Cine Especial: Revisitando 'A Dama de Shanghai'

Sinopse: Michael O'Hara é um marinheiro que é contratado para trabalhar no iate do marido aleijado da bela Elsa Bannister durante uma viagem que o casal fará. Ele acaba envolvido numa perigosa trama de intriga e crime. 

Orson Welles era um cineasta autoral em um tempo que diretores quase nunca obtinham carta branca para realizar o filme da sua maneira.  Por conta disso, não é de se admirar que o Welles, considerado por muitos como o melhor diretor de todos os tempos, não tenha prevalecido por muito tempo entre as engrenagens de Hollywood, pois a mesma nunca foi interessada em visões pessoais, mas sim somente nos cifrões. "A Dama de Shanghai" (1947) é um desses casos em que diretor e produtores se digladiaram durante a produção, mas que felizmente o tempo fez com que o filme ganhasse um novo olhar através dessa nova geração.

O filme conta a história de Michael O'Hara (Orson Welles), um marinheiro que vê a bela Elsa Bannister (Rita Hayworth) passeando de charrete no parque.

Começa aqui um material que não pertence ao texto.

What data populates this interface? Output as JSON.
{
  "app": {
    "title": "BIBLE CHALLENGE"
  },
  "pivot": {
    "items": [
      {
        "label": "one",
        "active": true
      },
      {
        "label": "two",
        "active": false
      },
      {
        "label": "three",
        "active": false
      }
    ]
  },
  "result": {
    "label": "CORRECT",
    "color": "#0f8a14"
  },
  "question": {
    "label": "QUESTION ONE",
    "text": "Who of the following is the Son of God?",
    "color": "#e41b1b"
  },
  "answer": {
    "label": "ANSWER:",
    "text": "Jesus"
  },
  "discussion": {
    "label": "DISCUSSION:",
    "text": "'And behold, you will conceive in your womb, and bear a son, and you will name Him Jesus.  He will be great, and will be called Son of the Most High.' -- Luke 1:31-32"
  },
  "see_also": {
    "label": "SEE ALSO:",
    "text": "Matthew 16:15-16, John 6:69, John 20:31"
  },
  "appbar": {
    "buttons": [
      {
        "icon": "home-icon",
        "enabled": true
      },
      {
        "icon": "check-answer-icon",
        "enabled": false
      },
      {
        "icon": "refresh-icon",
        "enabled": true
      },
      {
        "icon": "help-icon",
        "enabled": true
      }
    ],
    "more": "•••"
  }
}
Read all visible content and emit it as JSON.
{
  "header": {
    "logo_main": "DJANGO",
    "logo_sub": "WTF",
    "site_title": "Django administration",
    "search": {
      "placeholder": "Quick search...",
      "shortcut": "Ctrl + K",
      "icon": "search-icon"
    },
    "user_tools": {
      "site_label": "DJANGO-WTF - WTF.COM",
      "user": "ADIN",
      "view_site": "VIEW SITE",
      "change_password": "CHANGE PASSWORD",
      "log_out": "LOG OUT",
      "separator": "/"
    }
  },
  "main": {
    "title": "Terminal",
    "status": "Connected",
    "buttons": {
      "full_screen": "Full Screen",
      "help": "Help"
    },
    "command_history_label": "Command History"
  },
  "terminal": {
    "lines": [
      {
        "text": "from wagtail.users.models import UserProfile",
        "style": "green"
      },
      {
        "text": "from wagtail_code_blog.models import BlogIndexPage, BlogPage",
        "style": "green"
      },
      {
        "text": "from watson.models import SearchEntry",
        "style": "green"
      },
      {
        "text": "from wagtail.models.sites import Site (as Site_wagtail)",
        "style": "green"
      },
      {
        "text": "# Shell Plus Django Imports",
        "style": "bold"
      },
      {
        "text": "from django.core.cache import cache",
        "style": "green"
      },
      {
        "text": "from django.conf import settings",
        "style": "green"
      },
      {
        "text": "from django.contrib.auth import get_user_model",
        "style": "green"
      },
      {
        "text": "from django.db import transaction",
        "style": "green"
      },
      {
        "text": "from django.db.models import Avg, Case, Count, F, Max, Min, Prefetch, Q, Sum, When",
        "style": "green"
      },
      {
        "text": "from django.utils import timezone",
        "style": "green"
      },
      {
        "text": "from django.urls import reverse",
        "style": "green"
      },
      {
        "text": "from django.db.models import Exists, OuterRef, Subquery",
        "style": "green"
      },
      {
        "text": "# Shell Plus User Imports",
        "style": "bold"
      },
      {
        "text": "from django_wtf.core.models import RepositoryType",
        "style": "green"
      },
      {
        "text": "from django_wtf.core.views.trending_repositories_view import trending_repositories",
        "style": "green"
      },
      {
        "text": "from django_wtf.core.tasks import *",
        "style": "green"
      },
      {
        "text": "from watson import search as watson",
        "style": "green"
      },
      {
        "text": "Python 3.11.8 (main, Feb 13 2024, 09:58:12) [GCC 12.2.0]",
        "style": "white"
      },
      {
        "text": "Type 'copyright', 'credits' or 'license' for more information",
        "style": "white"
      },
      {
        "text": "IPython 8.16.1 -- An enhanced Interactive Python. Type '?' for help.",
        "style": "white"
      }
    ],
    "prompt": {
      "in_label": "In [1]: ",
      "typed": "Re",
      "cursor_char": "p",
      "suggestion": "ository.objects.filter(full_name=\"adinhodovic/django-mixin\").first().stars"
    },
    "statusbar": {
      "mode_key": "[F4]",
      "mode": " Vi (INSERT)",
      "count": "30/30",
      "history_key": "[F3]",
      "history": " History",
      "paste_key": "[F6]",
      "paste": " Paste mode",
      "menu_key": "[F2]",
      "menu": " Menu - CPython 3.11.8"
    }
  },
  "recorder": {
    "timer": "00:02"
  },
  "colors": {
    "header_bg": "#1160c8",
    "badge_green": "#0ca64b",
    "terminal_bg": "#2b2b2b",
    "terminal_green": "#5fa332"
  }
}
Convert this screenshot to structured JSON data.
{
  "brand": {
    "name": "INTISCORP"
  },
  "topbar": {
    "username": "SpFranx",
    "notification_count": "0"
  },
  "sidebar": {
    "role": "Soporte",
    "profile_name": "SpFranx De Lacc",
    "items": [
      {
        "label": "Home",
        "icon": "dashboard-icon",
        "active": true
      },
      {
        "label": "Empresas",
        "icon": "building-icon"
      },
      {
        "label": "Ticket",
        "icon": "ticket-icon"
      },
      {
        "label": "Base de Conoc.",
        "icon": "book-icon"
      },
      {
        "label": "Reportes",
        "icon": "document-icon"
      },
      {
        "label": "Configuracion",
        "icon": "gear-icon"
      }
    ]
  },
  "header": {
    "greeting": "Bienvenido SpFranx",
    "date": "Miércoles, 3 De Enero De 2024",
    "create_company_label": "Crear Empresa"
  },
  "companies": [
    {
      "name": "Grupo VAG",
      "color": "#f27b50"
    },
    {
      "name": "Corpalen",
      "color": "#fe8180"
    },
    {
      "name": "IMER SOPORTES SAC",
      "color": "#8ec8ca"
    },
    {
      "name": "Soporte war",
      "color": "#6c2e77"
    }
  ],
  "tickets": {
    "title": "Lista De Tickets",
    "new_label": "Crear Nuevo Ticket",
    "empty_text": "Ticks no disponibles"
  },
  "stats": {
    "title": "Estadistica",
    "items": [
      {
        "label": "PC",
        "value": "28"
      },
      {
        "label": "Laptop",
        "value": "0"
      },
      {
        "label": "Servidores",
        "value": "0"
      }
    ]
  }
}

Ele a ajuda quando ela é assaltada por três homens, levando-a até seu carro. No dia seguinte Michael recebe a visita de Arthur Bannister (Everet Sloane), marido de Elsa e um advogado criminalista consagrado, que deseja que ele trabalhe em seu iate durante uma viagem que o casal fará. Inicialmente relutante, Michael aceita o trabalho devido à atração que sente por Elsa. Na viagem também está George Grisby (Glenn Anders), sócio de Arthur, que oferece a Michael US$ 5 mil caso ele o mate.

O filme pega carona com a tendência da época, mais precisamente do subgênero “Noir”, onde damas fatais, crimes peculiares e luz e sombras moldavam esses filmes e criando simpatia por aqueles que procuravam algo mais peculiar e menos o padrão habitual que Hollywood tinha a oferecer em tempos de Código Hays. Porém, o filme não foge das regras exigidas pela censura da época, ao ponto de que se alguns pontos que iam contra os bons costumes do cidadão comum daqueles tempos os mesmos seriam julgados de acordo com o desenrolar da trama. Por conta disso, vemos o protagonista de Welles sendo jogado em um redemoinho de tentações, traições, dinheiro e cobiça, mas fazendo dele alguém que irá lutar contra tudo isso, mesmo quando em alguns momentos isso não aparenta ser tão verossímil.

Em narração off, vemos o mesmo conhecendo a dama fatal da trama, mais precisamente Rita Hayworth que a recém havia conquistado os corações dos homens do mundo todo através do clássico "Gilda" (1946). Logicamente o público que assiste logo é persuadido a não confiar na personagem, pois a mesma surge do nada, como se a sorte tivesse sorrido para o protagonista, porém, tudo que vem fácil sai caro. O protagonista a deseja, ao ponto de querer livra-la do mundo vazio cheio de dinheiro e do qual a está, aparentemente, lhe sugando.

Deste universo de boa fartura está o advogado Arthur Bannister (Everet Sloane), marido da personagem de Rita e o seu sócio George Grisby (Glenn Anders). Ambos se encontram embriagados em meio ao mar de dinheiro que o poder lhes dá, mas não obtendo a merecida felicidade que tanto gostariam de obter. Curiosamente, vemos o protagonista contando uma curiosa história de pescaria, onde um tubarão ferido começa a sangrar e atraindo os demais tubarões. Ao final, todos estavam devorando uns aos outros e fazendo, portanto, uma referência peculiar com relação ao mundo em que a personagem de Rita estava convivendo.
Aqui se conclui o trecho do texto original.